The first time a fintech actually needs its disaster recovery plan is usually the first time anyone reads it past page two. By that point the database is corrupt, the on-call engineer is improvising, and the executive on the call is asking questions that should have had answers six months ago. This post is about how to avoid being that team.
Two documents, two audiences
A working DR programme has two artefacts that often get confused. The first is the DR plan: a board-facing document that describes scope, objectives (RTO and RPO), governance, roles, and the testing schedule. It's what your auditor and the FSCA Joint Standard 2 of 2024 want to see. The second is the runbook: an operational document with step-by-step instructions, contact lists, command snippets, and decision trees. It's what the engineer reads at 2 a.m. while the production database is on fire.
Most SA fintechs we audit have the first document. Many of those documents have not been updated in over a year. Few have the second, and the ones that exist are usually a Confluence page that documents the system as it was at the time of the last reorganisation.
RTO and RPO: the numbers everyone agrees to and forgets
RTO (Recovery Time Objective) is the maximum acceptable time the system can be down. RPO (Recovery Point Objective) is the maximum acceptable amount of data loss measured in time. RTO 4 hours means "we must be back up within 4 hours of the incident starting." RPO 15 minutes means "we can tolerate losing up to 15 minutes of data."
For each critical system, you need a defensible RTO and RPO that the business has actually signed off on. "ASAP" is not an RTO. "Zero" is not an RPO unless you have synchronous multi-region replication and an entire budget conversation behind it.

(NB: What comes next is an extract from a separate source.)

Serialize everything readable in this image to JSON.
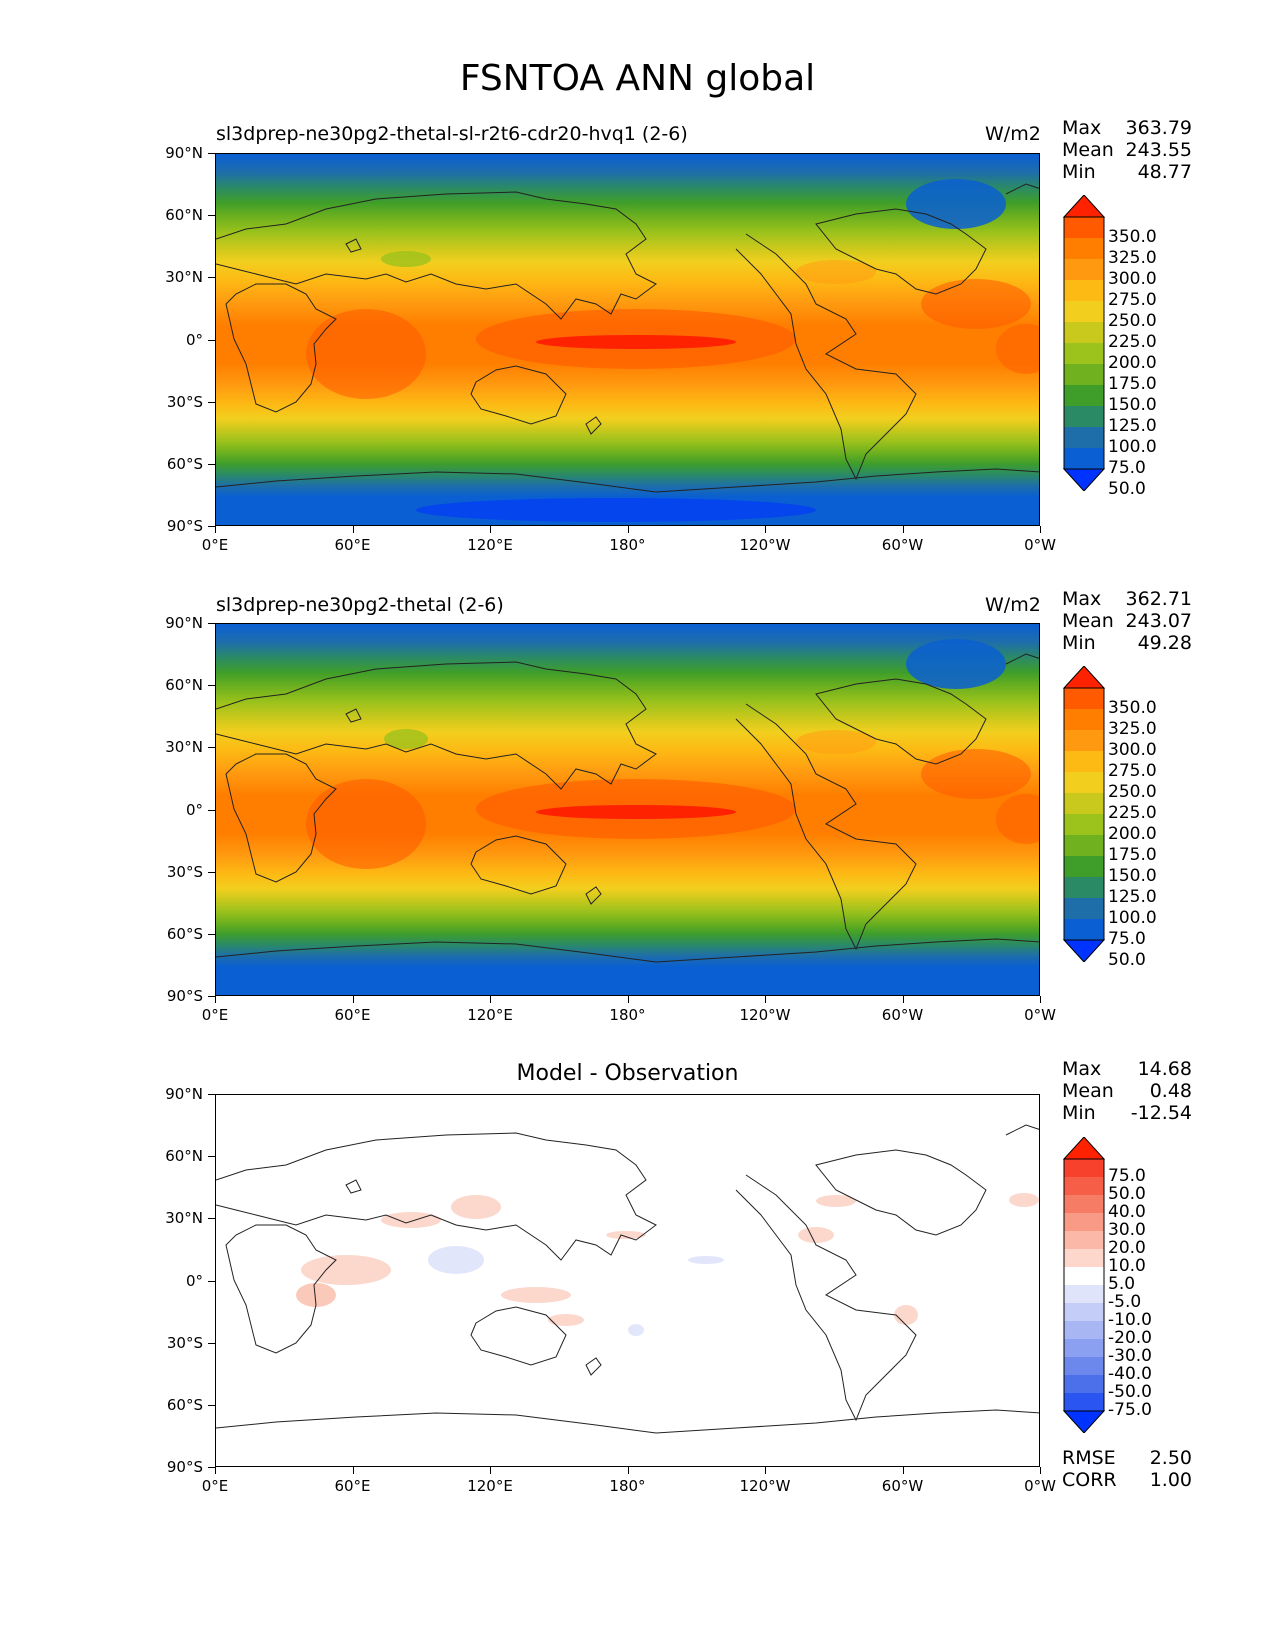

For a typical SA fintech, sensible targets might be: customer-facing transaction systems RTO 1 hour, RPO 5 minutes. Internal admin systems RTO 8 hours, RPO 1 hour. Reporting and analytics RTO 24 hours, RPO 24 hours. Don't apply the strictest target to everything; you'll spend a fortune backing up data that doesn't need it.
The numbers drive everything else: how often you snapshot, how you architect backups, what your hot-standby looks like, what you put on retainer with vendors. Get the numbers wrong and you build the wrong system.
Backup architecture that actually survives
Three rules that resolve 80% of the design conversations:
3-2-1. At least three copies of important data, on at least two different storage media, with at least one off-site. Still the correct baseline 40 years after IBM wrote it down.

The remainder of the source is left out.